Department of Physiology, Semmelweis University, Budapest
K2P leak K+ channels are major determinants of the resting membrane potential and regulate cellular excitability. The most recently discovered K2P subunit, TRESK is highly expressed in primary somatosensory neurons (including nociceptive afferents). TRESK is activated by the cytoplasmic Ca2+ signal, via the Ca2+/calmodulin-sensitive phosphatase calcineurin. Investigation of the physiological role of TRESK has been impeded by the lack of adequate modulators. We have recently reported that cloxyquin is a selective activator of TRESK.

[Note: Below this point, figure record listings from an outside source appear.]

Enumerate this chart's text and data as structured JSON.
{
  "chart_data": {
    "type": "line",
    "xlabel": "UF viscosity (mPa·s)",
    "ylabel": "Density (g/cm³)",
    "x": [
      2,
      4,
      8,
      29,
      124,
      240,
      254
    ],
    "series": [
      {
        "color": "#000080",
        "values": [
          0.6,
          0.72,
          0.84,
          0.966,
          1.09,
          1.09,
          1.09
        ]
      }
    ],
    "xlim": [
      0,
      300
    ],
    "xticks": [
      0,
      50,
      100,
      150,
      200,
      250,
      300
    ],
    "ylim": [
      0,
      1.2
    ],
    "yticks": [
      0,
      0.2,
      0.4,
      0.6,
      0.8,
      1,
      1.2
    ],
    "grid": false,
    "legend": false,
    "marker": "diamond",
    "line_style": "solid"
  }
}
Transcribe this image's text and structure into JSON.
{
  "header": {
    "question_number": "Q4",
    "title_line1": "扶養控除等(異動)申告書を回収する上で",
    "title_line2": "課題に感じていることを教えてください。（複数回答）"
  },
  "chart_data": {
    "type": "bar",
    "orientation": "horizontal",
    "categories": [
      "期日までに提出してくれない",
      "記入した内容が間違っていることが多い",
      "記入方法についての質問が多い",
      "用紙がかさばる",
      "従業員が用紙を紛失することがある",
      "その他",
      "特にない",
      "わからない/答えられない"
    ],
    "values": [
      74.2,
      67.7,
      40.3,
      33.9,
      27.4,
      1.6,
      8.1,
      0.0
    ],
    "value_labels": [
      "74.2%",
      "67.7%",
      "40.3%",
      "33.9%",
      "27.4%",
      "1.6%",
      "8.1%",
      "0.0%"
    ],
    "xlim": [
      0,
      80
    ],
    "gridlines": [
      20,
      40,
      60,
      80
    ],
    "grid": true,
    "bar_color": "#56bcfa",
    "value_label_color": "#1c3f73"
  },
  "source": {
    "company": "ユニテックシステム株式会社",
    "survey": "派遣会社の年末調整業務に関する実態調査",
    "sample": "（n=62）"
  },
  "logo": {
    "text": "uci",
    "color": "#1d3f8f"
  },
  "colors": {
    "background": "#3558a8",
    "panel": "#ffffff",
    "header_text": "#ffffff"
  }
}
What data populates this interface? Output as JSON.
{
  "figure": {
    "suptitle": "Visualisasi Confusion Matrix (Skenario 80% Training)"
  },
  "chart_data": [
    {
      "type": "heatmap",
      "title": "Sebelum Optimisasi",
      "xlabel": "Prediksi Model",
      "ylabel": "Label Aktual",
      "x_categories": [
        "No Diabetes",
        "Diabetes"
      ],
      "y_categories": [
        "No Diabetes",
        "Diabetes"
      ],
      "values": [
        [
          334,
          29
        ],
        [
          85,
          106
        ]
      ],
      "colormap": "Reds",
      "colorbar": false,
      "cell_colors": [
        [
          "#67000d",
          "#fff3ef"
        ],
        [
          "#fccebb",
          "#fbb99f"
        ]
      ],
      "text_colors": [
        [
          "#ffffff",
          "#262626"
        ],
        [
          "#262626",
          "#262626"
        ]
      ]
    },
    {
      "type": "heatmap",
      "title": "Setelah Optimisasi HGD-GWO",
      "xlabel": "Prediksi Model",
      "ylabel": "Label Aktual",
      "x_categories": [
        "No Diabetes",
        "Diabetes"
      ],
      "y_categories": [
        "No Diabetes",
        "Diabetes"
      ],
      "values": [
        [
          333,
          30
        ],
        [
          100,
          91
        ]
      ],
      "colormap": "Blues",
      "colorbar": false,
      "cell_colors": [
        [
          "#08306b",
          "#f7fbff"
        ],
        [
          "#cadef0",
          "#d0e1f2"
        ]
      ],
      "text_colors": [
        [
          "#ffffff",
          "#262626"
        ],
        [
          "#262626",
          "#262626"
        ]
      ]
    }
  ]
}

In order to obtain TRESK modulators (activators with higher potency than cloxyquin or specific inhibitors), we created cloxyquin derivatives and tested their effect on TRESK and other K2P channels.
K2P channels were expressed in Xenopus oocytes and K+ currents were measured by two-electrode voltage clamp. Dorsal root ganglion (DRG) neurons were isolated from adult mice and K+ currents were measured by whole-cell patch clamp.
None of the synthesized 28 derivatives proved to be a more potent activator than cloxyquin. On the other hand several compounds were able to inhibit TRESK current. One of these derivatives (A2764) did not inhibit other K2P channels. IC50 of A2764 for TRESK was 24.2 µM. The degree of inhibition depended on the functional state of TRESK; if the channel was activated (by cytoplasmic Ca2+ signal), A2764 was more efficient (at 100 µM: 76.8±1.8% inhibition, n=6). In the resting state of TRESK the inhibition was smaller (45.4±4.3%, n=6). We tested the effect of A2764 on DRG cells; a subpopulation of the neurons was sensitive to A2764 (inhibition of the background K+ current was between 40 and 80%). This subpopulation was missing from TRESK-deficient DRG neurons.
A2764 is a selective inhibitor of TRESK and can be used to inhibit TRESK in native cells. This compound may be of use for modulating TRESK in animal models of nociceptive disorders.